Mes préoccupations, en tous cas pour mon diplôme de 5ème année, sont les suivantes : je travaille principalement sur des alliances entre biologie «naturelle» et numérique. Mon travail de recherche s’articule sur l’alliance entre la 3D et le son.

 

Quels sont les artistes qui t’inspirent ?

 

Ma première référence est Louis Bec et sa création de formes de vies. Il est allé si loin dans sa recherche que même la communauté scientifique a cru, un instant, à la réalité de ses formes de vie. Il y a Gregory Chatonsky, et son travail sur l’intelligence artificielle. Celui également de Nicolas Moulin, et ses recherches autour de la fiction. Après, au niveau de la création visuelle et même sonore il y a Ryoji Ikeda … Il y en a tellement ! (rires).

Quant à mes influences musicales, je viens de la freeparty. Ce mouvement musical m’a énormément inspiré et m’accompagne, en particulier Kurley, puis toutes les première presses des Spiral Tribe. Pour finir je parlerai de la musique drone ou ambient comme le travail de Tim Hecker qui est à mes yeux la figure de proue de ce mouvement.

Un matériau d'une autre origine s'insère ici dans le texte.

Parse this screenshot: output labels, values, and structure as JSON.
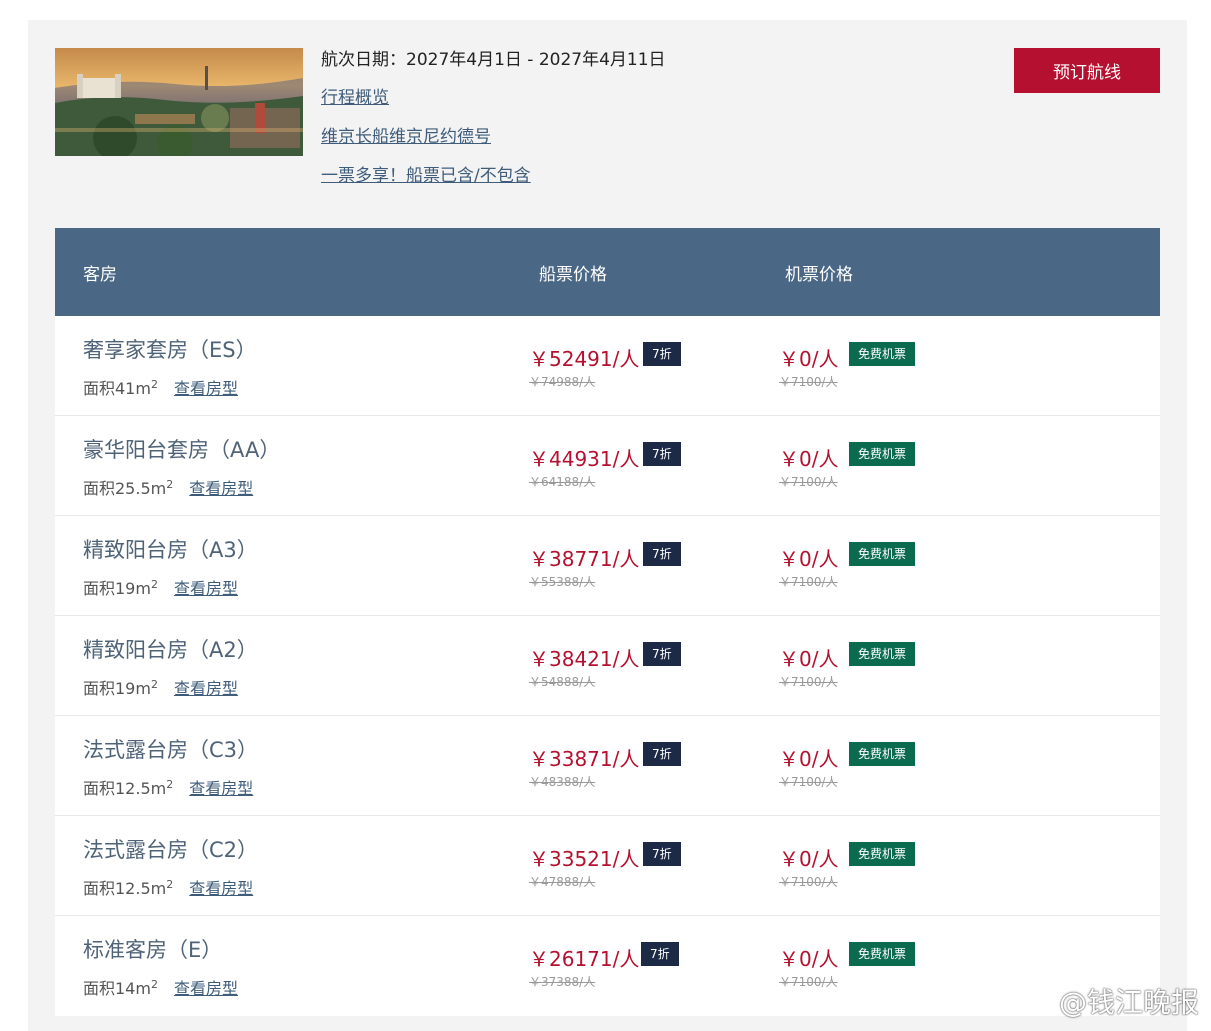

Puis peut-être, mais moins connu, Necro Death Mort, mais qui porte l’alliance entre drone et métal, ceci m’intéresse beaucoup, j’aime les sonorités produites.

 

Peux-tu nous parler de ta résidence et du projet que tu développes dans le cadre de Chroniques ?

 

Dans le cadre de ma résidence, il s’agit surtout de commencer à préparer et développer l’outil qui me permettra la création d’un live sonore et visuel, intitulé Coccolithes. Il s’inscrit aussi dans le cadre de mes préoccupations artistiques actuelles, toujours une alliance entre numérique et biologique. Mon projet parle des coccolithes, qui sont des nanoplanctons. Je les utilise comme prétexte pour produire un live. Ce rapport à cette forme de vie m’a véritablement intéressé : toute sa vie ce nanoplancton vit dans la mer, flotte, ce qui est une forme de lévitation, il est soumis aux courants marins et, à sa mort, tombe au fond de l’océan.

Après des milliers d’années ces coccolithes morts créent des falaises. Ce rapport entre le minuscule du nanoplancton et du gigantisme de la falaise me fascine depuis quelques temps, et il se trouve qu’il s »intégrait dans le cadre de la thématique « Lévitations ». J’ai donc postulé à l’appel à projet pour la création émergente dans le cadre de Chroniques – Biennale internationale des arts et cultures numériques.

 

Que faut-il te souhaiter pour la suite ?

 

Sans doute que ce live réussisse, qu’il puisse évoluer après Chroniques et continuer mon travail artistique, tout simplement.